In the past few years China has become much more noticeable as a consumer of resources.

At an intellectual level we know and understand that China ( and India also) has a growing middle class of consumers as well as having been the production engine of the planet; but we don’t really get the impact for the most part.

In the recent past I have looked at Professor Geoffrey Garrett picks 2018 onwards as the likely time when China overtakes the US as the global growth engine but right at the point where it starts slowing down after what will have been 15-20 year of very high annual growth.

A few weeks back I came across Ross O’Brien from The Economist as he muses on the local economic impact from China on our thinking for sustainability of business.

Garrett was preseting at TEDxSydney and O’Brien at TEDxMelbourne and despite the low profile of economics and business at TEDx events it is important that economists share global growth scenarios with a more general audience.

In a recent issue of the Guardian economist Dambisa Moyo is quoted on her new book called Winner Takes All

Dambisa Moyo: ‘The world will be drawn into a war for resources’
The controversial writer and economist on why she believes the economic rise of China, combined with the west’s complacency, leaves us facing a future of terrifying global instability

As Decca Aitkenhead writes in the Guardian

With almost all the population growth occurring in the emerging economies, by 2030 some 2 billion people will have joined the global middle classes. “Put another way,” Moyo writes, “in less than 20 years we will witness the creation of a middle class of roughly the same size as the current total population of Africa, North America and Europe.” Naturally, they will want mobile phones, fridges, cars and washing machines; 2,000 new cars already join Beijing’s streets every day.

In 2010 China had 40 cities with populations of more than a million; by 2020 it plans to have added another 225. The implications for the world’s commodity resources are stark and sobering: global demand for food and water is expected to increase by 50% and 30% respectively by 2030, the pressure on copper, lead, zinc and corn is already becoming unsustainable, and no one has a clue where the energy we’ll need is going to come from.

If Moyo’s calculations are correct, we are in big trouble – which makes the central premise of her book, Winner Takes All, all the more arresting.

Dambisa Moyo completed a PhD in economics at Oxford University and holds a Masters degree from Harvard University.

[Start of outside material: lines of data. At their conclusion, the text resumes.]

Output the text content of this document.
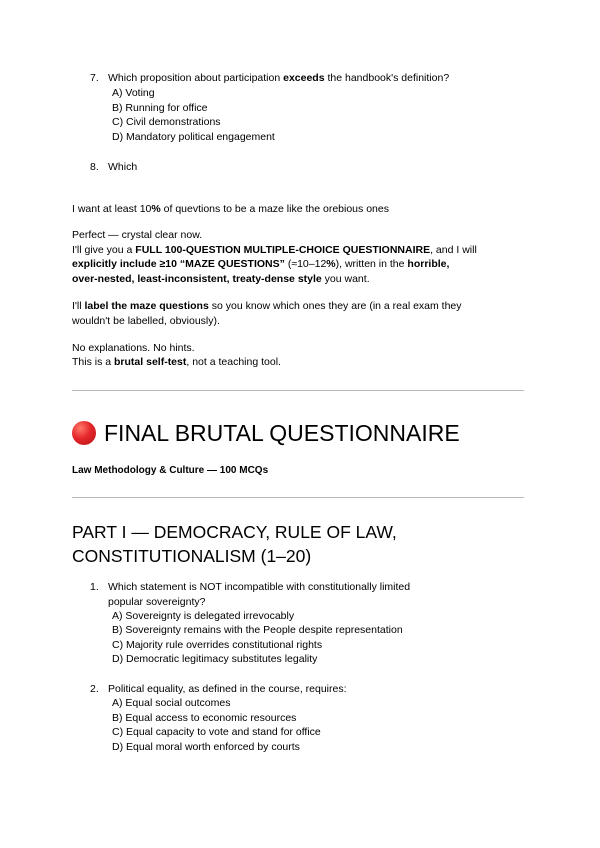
7. Which proposition about participation exceeds the handbook's definition?
A) Voting
B) Running for office
C) Civil demonstrations
D) Mandatory political engagement
8. Which
I want at least 10% of quevtions to be a maze like the orebious ones
Perfect — crystal clear now.
I'll give you a FULL 100-QUESTION MULTIPLE-CHOICE QUESTIONNAIRE, and I will
explicitly include ≥10 “MAZE QUESTIONS” (≈10–12%), written in the horrible,
over-nested, least-inconsistent, treaty-dense style you want.
I'll label the maze questions so you know which ones they are (in a real exam they
wouldn't be labelled, obviously).
No explanations. No hints.
This is a brutal self-test, not a teaching tool.
FINAL BRUTAL QUESTIONNAIRE
Law Methodology & Culture — 100 MCQs
PART I — DEMOCRACY, RULE OF LAW,
CONSTITUTIONALISM (1–20)
1. Which statement is NOT incompatible with constitutionally limited popular sovereignty?
A) Sovereignty is delegated irrevocably
B) Sovereignty remains with the People despite representation
C) Majority rule overrides constitutional rights
D) Democratic legitimacy substitutes legality
2. Political equality, as defined in the course, requires:
A) Equal social outcomes
B) Equal access to economic resources
C) Equal capacity to vote and stand for office
D) Equal moral worth enforced by courts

She completed an undergraduate degree in chemistry and an MBA in finance at American University in Washington, D.C.

Luckily for us she seems able to look at some of the “too hard” issues in global macro economics that we all need to understand much better.

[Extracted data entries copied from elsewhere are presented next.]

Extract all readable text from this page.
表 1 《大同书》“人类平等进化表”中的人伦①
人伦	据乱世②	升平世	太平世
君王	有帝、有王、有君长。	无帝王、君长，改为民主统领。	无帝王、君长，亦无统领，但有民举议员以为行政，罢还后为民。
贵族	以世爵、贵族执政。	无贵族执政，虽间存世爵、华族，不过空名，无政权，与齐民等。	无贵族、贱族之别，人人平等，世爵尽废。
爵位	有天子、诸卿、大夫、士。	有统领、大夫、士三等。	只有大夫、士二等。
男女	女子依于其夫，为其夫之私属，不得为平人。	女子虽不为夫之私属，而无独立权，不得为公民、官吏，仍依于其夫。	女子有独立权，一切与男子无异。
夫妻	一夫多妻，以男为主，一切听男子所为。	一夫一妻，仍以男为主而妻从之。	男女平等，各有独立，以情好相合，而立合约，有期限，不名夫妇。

In New Zealand and Australia we need to understand that China’s economic growth is a huge opportunity for us but only if we understand the whole eco system much better.

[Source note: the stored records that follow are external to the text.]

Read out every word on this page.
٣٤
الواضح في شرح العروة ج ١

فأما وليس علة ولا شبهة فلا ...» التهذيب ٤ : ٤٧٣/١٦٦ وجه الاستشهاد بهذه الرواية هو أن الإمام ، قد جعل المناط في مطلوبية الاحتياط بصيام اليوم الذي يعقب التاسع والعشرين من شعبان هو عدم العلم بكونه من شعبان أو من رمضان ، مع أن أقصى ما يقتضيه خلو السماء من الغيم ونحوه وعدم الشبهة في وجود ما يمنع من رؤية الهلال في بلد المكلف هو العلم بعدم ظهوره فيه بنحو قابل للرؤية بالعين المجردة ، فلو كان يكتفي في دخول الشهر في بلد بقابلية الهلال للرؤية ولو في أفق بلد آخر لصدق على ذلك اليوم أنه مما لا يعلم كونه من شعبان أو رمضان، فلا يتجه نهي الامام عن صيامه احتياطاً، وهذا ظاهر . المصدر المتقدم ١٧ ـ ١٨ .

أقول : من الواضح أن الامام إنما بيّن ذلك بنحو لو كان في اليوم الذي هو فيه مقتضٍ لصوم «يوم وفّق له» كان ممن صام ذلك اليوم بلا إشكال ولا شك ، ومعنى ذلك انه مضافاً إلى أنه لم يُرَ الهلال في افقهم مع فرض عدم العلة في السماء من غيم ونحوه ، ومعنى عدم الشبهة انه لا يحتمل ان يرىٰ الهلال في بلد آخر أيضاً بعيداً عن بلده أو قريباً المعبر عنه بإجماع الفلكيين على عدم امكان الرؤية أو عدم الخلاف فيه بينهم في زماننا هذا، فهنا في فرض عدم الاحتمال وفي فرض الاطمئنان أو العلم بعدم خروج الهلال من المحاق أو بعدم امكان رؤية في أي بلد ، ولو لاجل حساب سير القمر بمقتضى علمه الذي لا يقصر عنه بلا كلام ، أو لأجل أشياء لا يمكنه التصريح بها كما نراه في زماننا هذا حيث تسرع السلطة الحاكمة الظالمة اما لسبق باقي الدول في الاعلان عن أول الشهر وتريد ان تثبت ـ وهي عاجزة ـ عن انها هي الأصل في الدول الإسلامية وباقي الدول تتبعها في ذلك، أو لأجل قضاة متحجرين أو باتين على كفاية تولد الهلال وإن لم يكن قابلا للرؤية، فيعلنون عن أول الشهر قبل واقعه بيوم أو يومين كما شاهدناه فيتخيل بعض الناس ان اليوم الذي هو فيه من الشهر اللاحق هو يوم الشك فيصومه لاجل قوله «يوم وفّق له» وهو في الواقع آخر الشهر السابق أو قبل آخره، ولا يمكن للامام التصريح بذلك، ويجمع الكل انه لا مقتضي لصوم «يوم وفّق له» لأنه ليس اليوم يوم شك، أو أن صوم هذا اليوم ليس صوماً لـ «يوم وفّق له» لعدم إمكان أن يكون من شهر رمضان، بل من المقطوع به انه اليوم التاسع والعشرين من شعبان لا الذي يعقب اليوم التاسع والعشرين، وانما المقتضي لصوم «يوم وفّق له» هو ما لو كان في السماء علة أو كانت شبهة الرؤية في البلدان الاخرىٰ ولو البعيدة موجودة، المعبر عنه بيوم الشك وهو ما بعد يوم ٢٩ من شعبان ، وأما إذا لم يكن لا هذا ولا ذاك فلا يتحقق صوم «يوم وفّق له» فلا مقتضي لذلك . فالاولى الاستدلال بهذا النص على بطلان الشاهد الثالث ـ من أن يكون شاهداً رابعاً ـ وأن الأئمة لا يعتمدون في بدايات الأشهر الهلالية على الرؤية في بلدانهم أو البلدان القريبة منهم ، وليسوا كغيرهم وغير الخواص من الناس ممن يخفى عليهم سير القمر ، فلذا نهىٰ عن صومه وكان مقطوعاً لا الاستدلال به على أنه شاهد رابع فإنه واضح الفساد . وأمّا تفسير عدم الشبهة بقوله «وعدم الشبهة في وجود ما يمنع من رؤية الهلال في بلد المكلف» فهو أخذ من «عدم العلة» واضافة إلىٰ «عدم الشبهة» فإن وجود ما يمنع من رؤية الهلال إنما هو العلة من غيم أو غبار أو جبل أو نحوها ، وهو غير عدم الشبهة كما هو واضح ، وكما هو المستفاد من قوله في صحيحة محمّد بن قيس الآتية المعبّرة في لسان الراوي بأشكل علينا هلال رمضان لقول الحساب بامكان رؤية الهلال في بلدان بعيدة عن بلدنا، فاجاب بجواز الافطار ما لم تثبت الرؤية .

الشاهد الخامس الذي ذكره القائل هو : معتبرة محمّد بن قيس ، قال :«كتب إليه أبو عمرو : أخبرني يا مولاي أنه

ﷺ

Here is an interview with Dambisa and Bill Maher. They also talk about some of her earlier books which cover off the topic of aid and Africa – what works and what doesn’t.

China has an election coming up very soon and arguably the results there could have more impact on us that the US Elections. Regardless we need to start looking at these trendlines and find the best economic pathway ahead. Perhaps people like Dambisa Moyo, Geoffrey Garrett and Ross O’Brien can help us do that. What do you think?